Freezing a joint account

Couples usually freeze their joint accounts if there is a marital dispute between them. But freezing joint accounts can also be for other reasons, such as irresponsible spending by a partner or by both. Getting the bank to freeze a joint account is simple and quick.

The first step is to contact the bank that has the joint account. This can be done either over the phone or by personally visiting the bank. The lender will ask for the account number and necessary identification questions for security reasons. The bank can also be intimated in writing that the account should be kept in a frozen state until instructed otherwise. It will keep the note as a letter of record if any dispute were to arise in the future. The request note should contain the account number, name and address of the account holders. It is also important to discuss with a partner about what is to be done with the frozen joint account. If it’s a case of divorce, the partners should come to an agreement as to what each other’s share would be from the joint account. If the account has been frozen for matters other than divorce, the partners should discuss among themselves on when to reopen it and ways of using it prudently henceforth.

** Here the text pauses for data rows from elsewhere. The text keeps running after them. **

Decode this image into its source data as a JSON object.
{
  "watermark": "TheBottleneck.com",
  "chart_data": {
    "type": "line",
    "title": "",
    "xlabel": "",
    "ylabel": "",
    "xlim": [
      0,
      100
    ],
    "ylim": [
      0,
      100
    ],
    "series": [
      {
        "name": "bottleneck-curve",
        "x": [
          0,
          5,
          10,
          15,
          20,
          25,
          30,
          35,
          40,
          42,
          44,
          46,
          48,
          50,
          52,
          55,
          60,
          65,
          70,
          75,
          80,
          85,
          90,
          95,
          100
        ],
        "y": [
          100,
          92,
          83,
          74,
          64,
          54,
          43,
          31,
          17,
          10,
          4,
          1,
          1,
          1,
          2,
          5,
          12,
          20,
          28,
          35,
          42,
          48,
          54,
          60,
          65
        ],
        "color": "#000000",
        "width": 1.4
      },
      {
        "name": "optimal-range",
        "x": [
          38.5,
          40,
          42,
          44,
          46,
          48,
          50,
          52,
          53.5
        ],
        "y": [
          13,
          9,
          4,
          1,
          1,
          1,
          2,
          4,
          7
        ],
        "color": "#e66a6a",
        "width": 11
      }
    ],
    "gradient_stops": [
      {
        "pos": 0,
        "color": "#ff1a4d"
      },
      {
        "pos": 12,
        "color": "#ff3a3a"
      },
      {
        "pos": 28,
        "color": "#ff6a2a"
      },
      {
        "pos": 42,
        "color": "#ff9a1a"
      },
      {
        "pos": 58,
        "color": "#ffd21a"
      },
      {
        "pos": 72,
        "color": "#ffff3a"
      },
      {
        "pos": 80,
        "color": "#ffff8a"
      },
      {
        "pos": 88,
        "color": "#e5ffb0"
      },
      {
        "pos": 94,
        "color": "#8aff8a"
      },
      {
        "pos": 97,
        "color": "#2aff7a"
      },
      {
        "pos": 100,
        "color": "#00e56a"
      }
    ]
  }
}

Separate accounts – feasibility and problems

Many a couple is more comfortable when separate accounts are maintained. Each individual will have a separate account and the income of each partner goes into his or her personal account. A couple can decide to divide household expenses so that each partner is responsible for some of the costs which are paid out from the personal account. This option also does away with the responsibility of accounting for what the money has been spent on as long as bills are paid. This method can also work smoothly as long as a couple has come to an understanding on which expenses are to be met from each account, and as long as one trusts the partner to oblige with his or her end of the arrangement. It also allows each partner to have control over his or her money.

On the other hand, this arrangement can lead to problems when it comes to shared goals, such as saving for retirement and vacations. Things can also sour between couples if one partner fails to pay from his or her account.

A slice of both joint and separate accounts

A good solution to any account dilemma couples may find themselves in would be having both separate and joint accounts. The partners can maintain separate accounts which could be used for discretionary spending, but they could also maintain a joint account for shared expenses. Under this arrangement, each partner contributes with a percentage of his or her income into the joint account every month.

Shared responsibility

This account would contain money to pay for necessary bills, groceries, expenses towards children as well as for long-terms savings objectives. Each partner will have some percentage of his or her respective income to spend for personal use, which can either be spent entirely or even saved, depending entirely on one’s personal discretion.


However, this sort of agreement has its share of problems too, especially if one of the partners earns significantly more than the other. For instance, if a couple decides to put in each month 80% of the combined income into the joint account, the one who earns Rs 50,000 will have Rs 10,000 each month for discretionary use, while the partner who earns Rs30,000 a month will have just Rs6,000 for personal spending. This can lead to resentment in some cases.

Ultimately, couples will have to decide what the best option for them is and should go ahead setting up a bank account structure that would help them reach the goals they have set.